Surprisingly enough, going without food can trigger migraine. In the survey of 1,883 migraine sufferers mentioned earlier, fasting for longer than five hours during the day or longer than thirteen hours overnight triggered migraine 67 per cent of the time. Presumably, that’s caused by the dip in blood sugar that some people experience when they go without food.
Dr Donald J. Dalessio, of the Scripps Clinic and Research Foundation in La Jolla, California, offers the following guidelines for migraine sufferers.
1. No alcohol, particularly red wines and champagne.
2. No aged or strong cheese, particularly Cheddar cheese.
3. Avoid chicken livers, pickled herring, canned figs, broad beans and chocolate.
4. Use monosodium glutamate sparingly (if at all, we might add).
5. Avoid cured meats such as hot dogs, bacon, ham and salami (which all contain sodium nitrite).
In addition, Dr Dalessio warns against skipping meals or over-consumption of carbohydrates (sugar, fruit, pasta, desserts) at any single sitting, to control blood-sugar-related headache.
You may find it helpful to know that food-induced migraine tends to be dose related: some people can get away with a nibble or two of cheese, but not an entire cheese sandwich. Or they can eat one piece of chocolate, but not a handful. Or they can drink a glass of orange juice – if they skip their coffee or tea.

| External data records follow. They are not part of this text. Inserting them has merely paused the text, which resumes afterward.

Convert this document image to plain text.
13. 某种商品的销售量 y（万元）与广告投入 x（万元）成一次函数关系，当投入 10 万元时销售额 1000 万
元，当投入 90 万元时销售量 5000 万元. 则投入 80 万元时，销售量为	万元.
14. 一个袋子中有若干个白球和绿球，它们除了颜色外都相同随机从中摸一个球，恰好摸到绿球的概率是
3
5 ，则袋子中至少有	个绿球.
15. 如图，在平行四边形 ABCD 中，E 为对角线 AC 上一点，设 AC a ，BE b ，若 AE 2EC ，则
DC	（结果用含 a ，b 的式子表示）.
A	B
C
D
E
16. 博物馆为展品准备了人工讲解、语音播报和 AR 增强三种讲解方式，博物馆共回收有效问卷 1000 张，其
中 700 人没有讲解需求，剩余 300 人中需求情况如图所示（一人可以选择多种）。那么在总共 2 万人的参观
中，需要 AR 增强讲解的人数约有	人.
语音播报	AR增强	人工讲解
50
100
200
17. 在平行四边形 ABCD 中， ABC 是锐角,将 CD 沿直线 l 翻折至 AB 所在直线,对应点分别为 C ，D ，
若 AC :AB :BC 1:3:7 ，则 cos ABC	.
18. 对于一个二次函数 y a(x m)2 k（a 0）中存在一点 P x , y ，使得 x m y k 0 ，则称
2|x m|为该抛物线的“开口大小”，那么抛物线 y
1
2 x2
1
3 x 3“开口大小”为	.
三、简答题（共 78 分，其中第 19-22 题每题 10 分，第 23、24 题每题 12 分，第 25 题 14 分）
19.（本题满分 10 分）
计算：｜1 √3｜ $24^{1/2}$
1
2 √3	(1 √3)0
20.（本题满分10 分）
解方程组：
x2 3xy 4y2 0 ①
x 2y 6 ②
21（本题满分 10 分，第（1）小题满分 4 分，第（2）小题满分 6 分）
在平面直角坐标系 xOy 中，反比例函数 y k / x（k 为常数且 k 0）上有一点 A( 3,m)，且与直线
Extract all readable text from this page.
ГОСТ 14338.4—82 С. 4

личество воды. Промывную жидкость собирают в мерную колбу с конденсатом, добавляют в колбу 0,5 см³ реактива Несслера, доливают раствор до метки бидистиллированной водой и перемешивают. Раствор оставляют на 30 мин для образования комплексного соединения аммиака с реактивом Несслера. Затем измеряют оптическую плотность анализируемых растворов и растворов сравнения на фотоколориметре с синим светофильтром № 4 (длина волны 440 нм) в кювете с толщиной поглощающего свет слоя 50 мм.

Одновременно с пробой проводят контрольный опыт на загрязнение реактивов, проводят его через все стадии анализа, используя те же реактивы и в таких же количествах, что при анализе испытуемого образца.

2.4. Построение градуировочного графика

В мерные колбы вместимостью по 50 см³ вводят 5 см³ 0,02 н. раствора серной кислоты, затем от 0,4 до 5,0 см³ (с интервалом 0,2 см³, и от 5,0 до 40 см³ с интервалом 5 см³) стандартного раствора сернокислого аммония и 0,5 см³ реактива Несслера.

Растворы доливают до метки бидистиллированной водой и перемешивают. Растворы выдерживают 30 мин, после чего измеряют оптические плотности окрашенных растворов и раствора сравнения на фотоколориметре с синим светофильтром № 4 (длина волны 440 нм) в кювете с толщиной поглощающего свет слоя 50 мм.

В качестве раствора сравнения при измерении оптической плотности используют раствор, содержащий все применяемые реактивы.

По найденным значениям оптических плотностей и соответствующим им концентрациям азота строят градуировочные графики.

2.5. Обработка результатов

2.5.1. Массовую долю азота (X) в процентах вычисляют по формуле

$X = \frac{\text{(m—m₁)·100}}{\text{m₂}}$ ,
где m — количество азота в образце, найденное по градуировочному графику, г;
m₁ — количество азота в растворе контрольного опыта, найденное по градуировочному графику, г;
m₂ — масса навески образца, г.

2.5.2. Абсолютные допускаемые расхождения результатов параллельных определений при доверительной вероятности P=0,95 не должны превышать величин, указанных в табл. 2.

Coffee and tea, particularly in large amounts, seem to be especially bad for migraine sufferers. Researchers at the Royal Southern Hospital in Liverpool tell of a twenty-six-year-old man with a long history of migraine that did not respond to drugs. Neurological tests were normal. Yet the pain grew so severe and frequent that he had to quit his job. Further quizzing revealed that the man drank more than twenty cups of coffee a day. He was advised to give it up.
‘His headaches and other symptoms promptly [disappeared],’ say the researchers. ‘He has remained symptomless for six months, and he has been able to set up business again’ (Lancet).
While you may not be downing twenty cups of coffee a day, a cup or two in the morning, combined with cola drinks later on and an occasional headache tablet (many of which contain caffeine), could add up to enough caffeine to trigger a migraine.
If you can’t attribute your pain to any particular food or beverage, you could be allergic to car exhaust, household cleaning fumes, tobacco smoke, perfume, paint, dust or mould.
In addition to allergy, it also appears that migraine is more likely to strike if you are under stress, having a menstrual period or taking birth control pills. Obviously a woman can’t do anything about her menstrual cycle, but controlling other factors will help to ward off stubborn cases of migraine.
Non-migraine headaches may also be allergy related, in which case the approach we’ve described should work just as well. When a group of thirty headache patients at the Charing Cross Hospital in London were placed on a food-allergy-elimination diet, their total number of migraine attacks dropped from 187 a month to zero – and the number of regular headaches dropped from 284 to 14.